Department of Pediatrics, Dr. von Hauner Children's Hospital, University Hospital, LMU, Munich, Germany.
Institute for Immunology, Biomedical Center Munich, Ludwig-Maximilians-Universität München, Planegg-Martinsried, 82152, Munich, Germany.
Nat Commun. 2020 Feb 25;11(1):1031. doi: 10.1038/s41467-020-14809-9.

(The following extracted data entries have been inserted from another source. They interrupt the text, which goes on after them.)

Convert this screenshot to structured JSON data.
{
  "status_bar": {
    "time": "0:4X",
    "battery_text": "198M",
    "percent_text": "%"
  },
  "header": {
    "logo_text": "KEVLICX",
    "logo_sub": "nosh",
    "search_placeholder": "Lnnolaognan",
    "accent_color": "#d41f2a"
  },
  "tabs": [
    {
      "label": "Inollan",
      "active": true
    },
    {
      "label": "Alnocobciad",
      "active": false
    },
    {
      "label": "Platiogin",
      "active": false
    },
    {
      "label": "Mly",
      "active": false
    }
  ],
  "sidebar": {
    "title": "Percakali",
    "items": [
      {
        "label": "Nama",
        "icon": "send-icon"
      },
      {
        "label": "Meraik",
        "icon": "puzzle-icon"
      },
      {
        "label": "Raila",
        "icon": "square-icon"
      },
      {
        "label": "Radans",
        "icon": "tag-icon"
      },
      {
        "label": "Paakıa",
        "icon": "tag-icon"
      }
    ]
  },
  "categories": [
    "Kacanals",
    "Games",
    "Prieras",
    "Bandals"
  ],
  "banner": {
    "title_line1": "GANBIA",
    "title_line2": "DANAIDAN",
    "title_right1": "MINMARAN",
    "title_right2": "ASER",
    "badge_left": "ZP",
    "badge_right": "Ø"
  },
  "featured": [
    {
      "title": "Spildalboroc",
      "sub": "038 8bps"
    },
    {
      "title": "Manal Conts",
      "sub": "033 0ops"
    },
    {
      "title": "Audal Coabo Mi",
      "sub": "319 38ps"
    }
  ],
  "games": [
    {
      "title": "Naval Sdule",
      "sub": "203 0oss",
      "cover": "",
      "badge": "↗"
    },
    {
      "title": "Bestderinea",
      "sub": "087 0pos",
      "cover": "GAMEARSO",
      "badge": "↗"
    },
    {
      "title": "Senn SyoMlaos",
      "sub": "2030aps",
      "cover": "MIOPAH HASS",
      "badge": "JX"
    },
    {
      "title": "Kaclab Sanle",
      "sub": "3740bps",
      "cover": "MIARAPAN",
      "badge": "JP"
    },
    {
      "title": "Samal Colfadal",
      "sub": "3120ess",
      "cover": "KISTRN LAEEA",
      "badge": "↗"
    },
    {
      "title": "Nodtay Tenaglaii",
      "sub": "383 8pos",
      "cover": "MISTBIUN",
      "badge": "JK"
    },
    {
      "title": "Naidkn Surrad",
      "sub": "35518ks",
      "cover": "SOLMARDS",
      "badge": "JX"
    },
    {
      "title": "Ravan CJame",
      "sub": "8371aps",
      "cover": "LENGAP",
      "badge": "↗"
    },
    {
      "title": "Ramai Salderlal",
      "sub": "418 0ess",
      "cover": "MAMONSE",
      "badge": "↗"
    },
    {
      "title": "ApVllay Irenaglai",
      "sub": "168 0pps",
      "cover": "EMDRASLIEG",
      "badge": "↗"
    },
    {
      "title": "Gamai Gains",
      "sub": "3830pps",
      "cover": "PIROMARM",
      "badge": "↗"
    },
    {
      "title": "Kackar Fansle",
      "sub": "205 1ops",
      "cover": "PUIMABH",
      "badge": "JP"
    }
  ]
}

Clathrin-mediated endocytosis (CME) is critical for internalisation of molecules across cell membranes. The FCH domain only 1 (FCHO1) protein is key molecule involved in the early stages of CME formation. The consequences of mutations in FCHO1 in humans were unknown. We identify ten unrelated patients with variable T and B cell lymphopenia, who are homozygous for six distinct mutations in FCHO1. We demonstrate that these mutations either lead to mislocalisation of the protein or prevent its interaction with binding partners. Live-cell imaging of cells expressing mutant variants of FCHO1 provide evidence of impaired formation of clathrin coated pits (CCP). Patient T cells are unresponsive to T cell receptor (TCR) triggering. Internalisation of the TCR receptor is severely perturbed in FCHO1-deficient Jurkat T cells but can be rescued by expression of wild-type FCHO1. Thus, we discovered a previously unrecognised critical role of FCHO1 and CME during T-cell development and function in humans.
网格蛋白介导的内吞作用(CME)对于跨细胞膜的分子内化至关重要。FCH 结构域仅 1(FCHO1)蛋白是参与 CME 形成早期阶段的关键分子。人类 FCHO1 突变的后果尚不清楚。我们鉴定了十个无关的 T 和 B 细胞淋巴细胞减少症患者,他们在 FCHO1 中有六个不同的突变纯合子。我们证明这些突变要么导致蛋白定位错误,要么阻止其与结合伴侣相互作用。表达 FCHO1 突变体的活细胞成像提供了证据表明网格蛋白包被凹陷(CCP)的形成受损。患者 T 细胞对 T 细胞受体(TCR)触发无反应。FCHO1 缺陷型 Jurkat T 细胞中 TCR 受体的内化受到严重干扰,但通过表达野生型 FCHO1 可以挽救。因此,我们发现了 FCHO1 和 CME 在人类 T 细胞发育和功能中的一个以前未被认识的关键作用。